PubMind is a large language model (LLM)-assisted framework for Publication Mutation and information Discovery, designed to extract variant–disease–pathogenicity relationships directly from biomedical literature.
PubMind is an AI-driven framework that uses large language models (LLMs) to extract genetic variant–disease–pathogenicity associations directly from biomedical literature. It combines fine-tuned BERT models for input filtering with instruction-tuned LLMs for extracting variant, disease, and functional evidence, covering SNVs, CNVs, SVs, and gene fusions. Extracted variants are normalized to genomic and transcript coordinates and stored in PubMind-DB, a web-accessible knowledgebase.

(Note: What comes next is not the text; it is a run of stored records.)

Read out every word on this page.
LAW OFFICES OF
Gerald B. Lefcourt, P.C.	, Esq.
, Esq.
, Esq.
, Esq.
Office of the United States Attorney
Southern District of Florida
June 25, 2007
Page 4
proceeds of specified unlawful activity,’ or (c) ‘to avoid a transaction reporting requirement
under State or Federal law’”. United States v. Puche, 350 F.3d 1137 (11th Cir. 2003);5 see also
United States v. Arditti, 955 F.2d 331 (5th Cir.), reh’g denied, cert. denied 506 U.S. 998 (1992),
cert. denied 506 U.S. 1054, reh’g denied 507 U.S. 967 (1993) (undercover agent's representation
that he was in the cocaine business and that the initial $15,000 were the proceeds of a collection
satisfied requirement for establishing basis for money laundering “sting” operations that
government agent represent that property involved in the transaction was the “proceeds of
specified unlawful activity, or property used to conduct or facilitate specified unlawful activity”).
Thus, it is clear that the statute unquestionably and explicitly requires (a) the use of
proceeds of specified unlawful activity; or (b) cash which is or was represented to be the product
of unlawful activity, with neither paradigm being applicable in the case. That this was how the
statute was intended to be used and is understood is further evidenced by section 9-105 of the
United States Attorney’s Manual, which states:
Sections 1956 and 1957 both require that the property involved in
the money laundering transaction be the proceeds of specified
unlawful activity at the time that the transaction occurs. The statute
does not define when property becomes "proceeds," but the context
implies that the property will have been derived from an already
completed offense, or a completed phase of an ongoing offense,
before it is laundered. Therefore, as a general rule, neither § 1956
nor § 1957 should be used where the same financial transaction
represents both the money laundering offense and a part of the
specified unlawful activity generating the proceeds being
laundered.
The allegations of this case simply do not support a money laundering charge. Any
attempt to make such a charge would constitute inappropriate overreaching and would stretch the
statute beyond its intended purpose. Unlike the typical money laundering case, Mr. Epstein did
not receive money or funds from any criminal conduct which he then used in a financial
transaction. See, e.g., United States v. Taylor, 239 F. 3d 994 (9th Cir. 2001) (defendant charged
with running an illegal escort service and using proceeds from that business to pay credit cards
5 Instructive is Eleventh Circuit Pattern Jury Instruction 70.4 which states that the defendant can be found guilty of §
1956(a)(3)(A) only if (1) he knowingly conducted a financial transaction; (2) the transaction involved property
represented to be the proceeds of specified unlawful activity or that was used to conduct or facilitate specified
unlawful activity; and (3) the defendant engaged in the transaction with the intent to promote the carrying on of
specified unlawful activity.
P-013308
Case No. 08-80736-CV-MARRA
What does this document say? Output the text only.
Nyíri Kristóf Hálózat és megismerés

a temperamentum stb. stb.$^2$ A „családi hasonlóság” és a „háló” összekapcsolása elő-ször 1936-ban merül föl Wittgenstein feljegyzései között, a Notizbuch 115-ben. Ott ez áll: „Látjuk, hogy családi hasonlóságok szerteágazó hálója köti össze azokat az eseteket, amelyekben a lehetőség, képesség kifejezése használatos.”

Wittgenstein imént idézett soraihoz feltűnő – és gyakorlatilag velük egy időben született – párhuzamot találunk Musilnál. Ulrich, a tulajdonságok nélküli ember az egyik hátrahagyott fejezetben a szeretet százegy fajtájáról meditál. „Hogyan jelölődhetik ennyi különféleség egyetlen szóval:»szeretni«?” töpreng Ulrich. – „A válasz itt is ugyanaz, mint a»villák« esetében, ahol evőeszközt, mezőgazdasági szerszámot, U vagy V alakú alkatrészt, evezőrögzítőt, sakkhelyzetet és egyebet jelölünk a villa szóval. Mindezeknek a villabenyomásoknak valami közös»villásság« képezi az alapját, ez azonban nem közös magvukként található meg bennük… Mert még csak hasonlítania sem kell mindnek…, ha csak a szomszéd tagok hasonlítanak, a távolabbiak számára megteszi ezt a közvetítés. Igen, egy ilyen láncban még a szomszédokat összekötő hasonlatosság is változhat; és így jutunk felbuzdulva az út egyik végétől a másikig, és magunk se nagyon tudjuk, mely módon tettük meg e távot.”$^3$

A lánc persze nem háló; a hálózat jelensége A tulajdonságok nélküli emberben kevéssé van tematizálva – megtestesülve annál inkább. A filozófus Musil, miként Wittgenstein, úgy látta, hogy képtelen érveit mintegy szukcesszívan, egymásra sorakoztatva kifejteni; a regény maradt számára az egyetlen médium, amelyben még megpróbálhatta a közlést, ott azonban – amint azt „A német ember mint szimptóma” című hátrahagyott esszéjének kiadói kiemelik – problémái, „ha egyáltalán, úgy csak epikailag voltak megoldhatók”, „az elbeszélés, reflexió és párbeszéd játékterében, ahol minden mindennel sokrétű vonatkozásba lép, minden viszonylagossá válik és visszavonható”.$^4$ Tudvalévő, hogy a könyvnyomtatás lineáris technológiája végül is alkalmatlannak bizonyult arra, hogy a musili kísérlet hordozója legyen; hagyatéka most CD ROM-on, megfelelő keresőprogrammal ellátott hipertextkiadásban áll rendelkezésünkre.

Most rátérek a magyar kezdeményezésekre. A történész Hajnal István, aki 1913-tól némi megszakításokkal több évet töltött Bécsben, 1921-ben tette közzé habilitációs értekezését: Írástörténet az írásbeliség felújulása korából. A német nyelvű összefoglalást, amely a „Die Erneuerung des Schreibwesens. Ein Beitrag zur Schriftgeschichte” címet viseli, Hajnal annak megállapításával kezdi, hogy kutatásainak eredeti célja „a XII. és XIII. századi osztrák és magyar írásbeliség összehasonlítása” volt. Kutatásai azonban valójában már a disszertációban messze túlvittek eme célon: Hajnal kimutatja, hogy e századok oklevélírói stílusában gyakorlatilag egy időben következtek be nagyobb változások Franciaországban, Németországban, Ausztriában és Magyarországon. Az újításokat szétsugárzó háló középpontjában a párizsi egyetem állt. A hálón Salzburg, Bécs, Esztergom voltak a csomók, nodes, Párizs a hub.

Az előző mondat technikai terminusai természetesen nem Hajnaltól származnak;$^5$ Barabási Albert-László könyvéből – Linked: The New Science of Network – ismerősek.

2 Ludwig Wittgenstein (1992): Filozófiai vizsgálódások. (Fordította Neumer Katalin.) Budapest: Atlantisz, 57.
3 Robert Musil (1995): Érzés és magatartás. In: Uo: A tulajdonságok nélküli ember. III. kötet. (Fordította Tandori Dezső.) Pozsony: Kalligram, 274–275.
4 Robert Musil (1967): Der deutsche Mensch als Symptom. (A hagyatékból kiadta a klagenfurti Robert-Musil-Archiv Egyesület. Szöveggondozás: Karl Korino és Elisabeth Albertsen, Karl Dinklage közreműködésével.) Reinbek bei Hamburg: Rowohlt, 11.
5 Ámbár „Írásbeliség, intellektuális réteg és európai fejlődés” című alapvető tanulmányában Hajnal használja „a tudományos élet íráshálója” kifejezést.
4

Applied to >41M PubMed abstracts and >5M PMC full texts, PubMind-DB contains ~0.7M consolidated unique variants with rich annotations, of which only ~10% overlap with ClinVar—yet >80% of those show concordant pathogenicity labels, including full agreement for four-star expert-reviewed variants. PubMind provides a scalable, generalizable, and open-source framework that transforms unstructured text into structured genomic knowledge, supporting variant interpretation and precision medicine.
Please refer to environment.yml and requirements.txt for required environments and packages. For installation, please use the two-step approach below:
conda env create -f environment.yml
conda activate pubmind
pip install -r requirements.txtPlease refer to run_PubMind.ipynb for how to use PubMind. All inputs and outputs during this example PubMind run are in the example folder.
PubMind frameworkds includes the following modules:
- Filtering Module (finetuned BERT model)
- Wangwpi/PubMind_finetuned_BERT (Hugging Face)
- Inference Module (instruction-tuned LLM)
- meta-llama/Llama-3.3-70B-Instruct (Hugging Face)
- Normalization Module
- Quality filter (gene name, pathogenicity)
- Variant parser (cDNA, protein, RSID)
- Map to transcript
- Map to genome cooridnates
- MONDO Disease name
- HPO term
PubMind-DB could be accessed here: https://pubmind.wglab.org/
Wang, P. and K. Wang (2025). PubMind: Literature-Based Genetic Variant Extraction and Functional Annotation Using Large Language Models. bioRxiv: 2025.2010.2013.682183.
PubMind is freely available for academic use. For license details, please refer to this page.